The Archbishop of Armagh, Richard Clarke – who chaired the meeting – said it has been a positive and fruitful discussion.
“We have been developing a greater understanding between us of the diversity within the Communion,” he said. “But, significantly, we have been seeing the many, many areas of commonality.
“It has not been a theological discussion. Instead, we have been examining what differences mean at a practical level. In particular, we looked at marriage practices and relationships in different parts of the Communion. But we also looked at the spiritual dimensions of the idea of walking together.”
The secretary general of the Anglican Communion, Archbishop Josiah Idowu-Fearon – who serves the group as secretary – added that it had been considering how the authority of primates and bishops was practiced in different parts of the Communion.
The group was established in January 2016 by the Archbishop of Canterbury at the request of the primates. It was given the task of restoring relationships, rebuilding mutual trust and responsibility, healing the legacy of hurt and exploring deeper relationships. The group met for the first time last September. Seven of the nine-member group met this week. Canon Elizabeth Paver – the former vice chair of the ACC — and Bishop Paul Sarker from Bangladesh were unable to attend on this occasion.
Archbishop Philip Freier – the primate of Australia – said it was significant that the meeting had been taking place immediately after Easter.
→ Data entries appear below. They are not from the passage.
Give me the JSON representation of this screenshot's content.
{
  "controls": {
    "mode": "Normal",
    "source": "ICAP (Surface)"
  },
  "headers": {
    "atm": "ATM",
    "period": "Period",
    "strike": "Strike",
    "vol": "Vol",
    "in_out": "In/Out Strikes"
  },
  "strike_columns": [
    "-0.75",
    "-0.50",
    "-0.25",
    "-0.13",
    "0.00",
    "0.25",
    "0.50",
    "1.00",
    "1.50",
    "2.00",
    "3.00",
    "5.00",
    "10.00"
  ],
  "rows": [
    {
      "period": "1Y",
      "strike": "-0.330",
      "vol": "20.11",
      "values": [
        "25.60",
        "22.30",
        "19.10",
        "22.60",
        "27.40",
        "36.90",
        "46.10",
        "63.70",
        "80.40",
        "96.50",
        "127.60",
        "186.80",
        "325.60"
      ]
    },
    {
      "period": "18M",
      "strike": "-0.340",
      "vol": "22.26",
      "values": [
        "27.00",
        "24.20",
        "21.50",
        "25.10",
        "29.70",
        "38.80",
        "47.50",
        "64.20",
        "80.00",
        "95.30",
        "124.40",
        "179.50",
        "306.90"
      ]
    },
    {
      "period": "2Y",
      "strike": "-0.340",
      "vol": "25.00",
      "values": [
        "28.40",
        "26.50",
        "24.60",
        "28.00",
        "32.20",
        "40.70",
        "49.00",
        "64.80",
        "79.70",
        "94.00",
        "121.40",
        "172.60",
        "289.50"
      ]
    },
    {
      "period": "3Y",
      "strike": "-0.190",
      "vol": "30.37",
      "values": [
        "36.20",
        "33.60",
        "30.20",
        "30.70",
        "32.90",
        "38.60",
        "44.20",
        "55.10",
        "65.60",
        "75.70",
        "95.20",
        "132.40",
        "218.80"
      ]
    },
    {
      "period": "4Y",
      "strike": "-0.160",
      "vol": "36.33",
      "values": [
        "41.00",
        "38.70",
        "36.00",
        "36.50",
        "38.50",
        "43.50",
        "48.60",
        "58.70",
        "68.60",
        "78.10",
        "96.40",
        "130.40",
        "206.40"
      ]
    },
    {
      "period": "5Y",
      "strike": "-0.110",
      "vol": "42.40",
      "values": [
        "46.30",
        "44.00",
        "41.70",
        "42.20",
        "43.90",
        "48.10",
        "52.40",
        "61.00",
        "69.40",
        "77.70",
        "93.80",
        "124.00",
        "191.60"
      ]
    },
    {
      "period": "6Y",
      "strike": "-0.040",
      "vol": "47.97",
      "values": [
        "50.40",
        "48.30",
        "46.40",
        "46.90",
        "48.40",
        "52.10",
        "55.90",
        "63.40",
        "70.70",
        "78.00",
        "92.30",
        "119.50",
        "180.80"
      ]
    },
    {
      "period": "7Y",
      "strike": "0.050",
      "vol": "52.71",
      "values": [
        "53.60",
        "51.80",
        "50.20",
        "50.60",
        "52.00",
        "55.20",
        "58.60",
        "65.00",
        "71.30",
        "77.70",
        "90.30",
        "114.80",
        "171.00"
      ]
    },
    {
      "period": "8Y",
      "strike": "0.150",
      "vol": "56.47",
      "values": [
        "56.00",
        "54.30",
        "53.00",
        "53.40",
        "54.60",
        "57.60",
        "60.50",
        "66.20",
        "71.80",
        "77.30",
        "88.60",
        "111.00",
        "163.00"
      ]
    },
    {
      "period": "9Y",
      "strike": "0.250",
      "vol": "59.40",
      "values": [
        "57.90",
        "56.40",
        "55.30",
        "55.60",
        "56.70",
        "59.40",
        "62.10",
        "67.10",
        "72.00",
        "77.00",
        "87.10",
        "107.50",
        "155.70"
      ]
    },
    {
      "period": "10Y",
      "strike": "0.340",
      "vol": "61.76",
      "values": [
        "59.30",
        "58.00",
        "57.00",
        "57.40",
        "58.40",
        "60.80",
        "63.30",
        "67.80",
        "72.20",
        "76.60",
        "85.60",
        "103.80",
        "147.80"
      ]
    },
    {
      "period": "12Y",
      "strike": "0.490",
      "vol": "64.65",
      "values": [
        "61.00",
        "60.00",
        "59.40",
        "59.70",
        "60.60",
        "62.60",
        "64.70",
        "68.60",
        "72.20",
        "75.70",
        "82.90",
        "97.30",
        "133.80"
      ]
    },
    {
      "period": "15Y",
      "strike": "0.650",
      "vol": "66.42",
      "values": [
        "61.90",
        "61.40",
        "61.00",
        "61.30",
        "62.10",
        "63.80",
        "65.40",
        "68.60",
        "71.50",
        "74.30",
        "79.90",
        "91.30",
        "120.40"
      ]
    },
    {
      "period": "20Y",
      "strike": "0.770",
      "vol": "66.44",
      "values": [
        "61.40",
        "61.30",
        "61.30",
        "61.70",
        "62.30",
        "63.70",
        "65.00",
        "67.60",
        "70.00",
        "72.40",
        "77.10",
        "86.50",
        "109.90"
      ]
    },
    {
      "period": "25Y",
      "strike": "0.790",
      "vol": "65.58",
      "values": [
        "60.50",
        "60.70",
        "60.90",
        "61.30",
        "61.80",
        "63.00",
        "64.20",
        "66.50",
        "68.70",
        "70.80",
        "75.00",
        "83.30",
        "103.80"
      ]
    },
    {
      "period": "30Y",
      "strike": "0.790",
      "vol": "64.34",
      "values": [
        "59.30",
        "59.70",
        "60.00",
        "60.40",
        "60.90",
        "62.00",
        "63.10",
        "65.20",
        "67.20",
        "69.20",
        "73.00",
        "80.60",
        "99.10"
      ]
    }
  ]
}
He said that was a moment when the church reflected on the paradox of Jesus’ powerlessness on the cross and his glorious victory.
The Presiding Bishop of the Episcopal Church, Michael Curry, continued the reference:
“After that Easter, the disciples walked together on the road to Emmaus. They didn’t recognize Jesus walking with them – yet they kept walking together. And, of course, in time, they realized exactly who he was.
“We have committed to walking together with each other – talking, listening and seeking to understand each other. I believe we will see the risen Christ walking with us as we deepen our relations with each other.”
Canon Rosemary Mbogo from the Anglican Church of Kenya said: “I feel that this week has built on what we did when we met last autumn. On that occasion, we began to establish working relationships. Now we are developing those relationships and exploring each other’s perspectives.”
The group will provide an interim report for the Primates’ Meeting at Canterbury in October. It hopes to meet again in the spring of 2018.